As the Police hunt desperately for Carl and the kids, it all starts to come out. We’ve seen flashbacks of the young Johannes, with an abusive mother, screaming at him to read The Lord’s Prayer in Danish, not Norwegian, screaming at Johannes’ older sister that neither of them were wanted. Now we see her throw hydrochloric acid into the face of the girl, Rebecca, blinding and burning her. And we see young Johannes approach his mother, asleep in bed, and stab her to death. With long-nosed, sharp scissors.

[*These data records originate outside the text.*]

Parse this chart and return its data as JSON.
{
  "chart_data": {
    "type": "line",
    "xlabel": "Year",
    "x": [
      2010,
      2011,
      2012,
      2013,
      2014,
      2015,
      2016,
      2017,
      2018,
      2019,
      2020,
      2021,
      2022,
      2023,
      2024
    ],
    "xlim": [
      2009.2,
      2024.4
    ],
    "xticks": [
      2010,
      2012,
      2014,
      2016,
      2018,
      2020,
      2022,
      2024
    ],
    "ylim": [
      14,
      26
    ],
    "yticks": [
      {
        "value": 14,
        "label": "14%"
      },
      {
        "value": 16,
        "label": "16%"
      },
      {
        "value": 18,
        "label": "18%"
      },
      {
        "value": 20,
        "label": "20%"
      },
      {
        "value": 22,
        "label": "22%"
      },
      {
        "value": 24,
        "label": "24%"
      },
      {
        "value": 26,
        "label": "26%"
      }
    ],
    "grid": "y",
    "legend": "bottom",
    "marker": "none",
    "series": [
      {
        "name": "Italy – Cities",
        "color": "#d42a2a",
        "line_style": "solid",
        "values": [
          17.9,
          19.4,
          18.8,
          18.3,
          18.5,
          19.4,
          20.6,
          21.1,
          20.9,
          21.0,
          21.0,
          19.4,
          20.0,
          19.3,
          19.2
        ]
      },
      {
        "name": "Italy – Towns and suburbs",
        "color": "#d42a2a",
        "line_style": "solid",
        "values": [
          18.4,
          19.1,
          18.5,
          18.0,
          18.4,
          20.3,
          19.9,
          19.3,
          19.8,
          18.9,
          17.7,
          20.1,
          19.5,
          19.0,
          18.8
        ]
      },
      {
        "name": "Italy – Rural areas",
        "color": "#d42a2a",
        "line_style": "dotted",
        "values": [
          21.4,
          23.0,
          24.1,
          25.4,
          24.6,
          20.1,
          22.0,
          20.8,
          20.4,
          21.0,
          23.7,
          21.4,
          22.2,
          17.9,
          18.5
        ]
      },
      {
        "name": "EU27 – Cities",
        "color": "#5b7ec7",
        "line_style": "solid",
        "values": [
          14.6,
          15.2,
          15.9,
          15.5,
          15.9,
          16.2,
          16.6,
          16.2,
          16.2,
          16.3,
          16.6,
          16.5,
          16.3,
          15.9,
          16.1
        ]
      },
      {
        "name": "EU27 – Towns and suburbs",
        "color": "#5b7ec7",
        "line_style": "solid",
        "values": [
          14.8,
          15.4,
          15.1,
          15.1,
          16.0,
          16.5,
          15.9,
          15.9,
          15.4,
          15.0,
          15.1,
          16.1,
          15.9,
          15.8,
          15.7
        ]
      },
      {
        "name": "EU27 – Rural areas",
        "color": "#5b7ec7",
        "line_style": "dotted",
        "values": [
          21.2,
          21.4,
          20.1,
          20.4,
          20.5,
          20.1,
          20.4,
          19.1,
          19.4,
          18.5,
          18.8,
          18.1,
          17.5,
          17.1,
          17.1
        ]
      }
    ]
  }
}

In between comes the most horrible part of the film. Johannes explains to Carl what he is doing and why. He is the Devil’s Son, you see. Not his only, chosen son, but one of many, soldiers spreading the Devil’s ‘faith’ as it were. It’s utterly insane, but it arises naturally from the background we are now seeing in full, and Hagen gives it a kind of comprehensible sanity.
Johammes sees himself as a faith-buster. He takes and kills the children of the deeply faithful, he destroys them. They live on, their faith stolen. God did not help, did not serve or rescue. Like stones in a pond, they spread their faithlessness thereafter. He plans to do the same to Carl. Carl might not believe, might regard all religion as stupid superstition, fit only for morons, but Carl has faith. With a terrifying calm, Johannes throws Samuel into the water and holds him under. He lets him up, toying with him, several times, as Carl pleads that he be taken instead, but finally holds the boy under until he ceases to struggle and the bubbles stop.
Carl has had to watch it. He puts his faith in himself, in the Law, in what they do, and he will henceforward have to live with the knowledge that this little eight year old boy was killed in front of his eyes and his being there made no difference whatsoever.
Next, Johannes frees Magdalene and gives her the scissors, asking her to stab him.Whether this was a genuine offer or a trick, we won’t know: she refuses to do it, will not take that step, which disappoints him.
What might have followed is interrupted by the sound of a helicopter. carrying Assad. Johannes runs: Carl gets Magdalene to free him and he immediately dives in. There are bones beneath, but he gets Samuel’s body out of the water, applies life-saving techniques, and with a rush of relief the boy spits water out, and opens his eyes.
Which leaves Assad to hunt down Johannes, in considerable openness, on the edge of water. Johannes strikes from concealment in the reeds, stabs Assad with the scissors, but his leather jacket saves him the worst. The two struggle. Assad gains the upper hand and, calmly, deliberately, holds Johannes’ head under water until he dies.
There followed an odd but very effective coda. Poul’s body had been retrieved and could now receive Christian burial. The service, which failed to impress me, being all about Poul being with God now, appeared to be being held for the benefit of Trygve alone, but at the back Department Q sat in a row: from right to left, Carl, Rose, Assad – and Lisa. A hymn started, not one whose words I recognised, about God and angels. Unexpectedly, Rose joined in in a thin, clear, unashamed voice. Carl looked at her, then dug out what was either a hymn book or a prayer book. His face slowly crumpled, and he began to cry. It was extraordinarily moving.
So this brief series ends, and whereas I wouldn’t bother watching either of the first two again, not even the one with Sonia Ritter, this I would sit down to again, for Hagen’s Johannes, for that affecting ending, and for those big skies, laden with cloud and sun and air, for that brilliant story.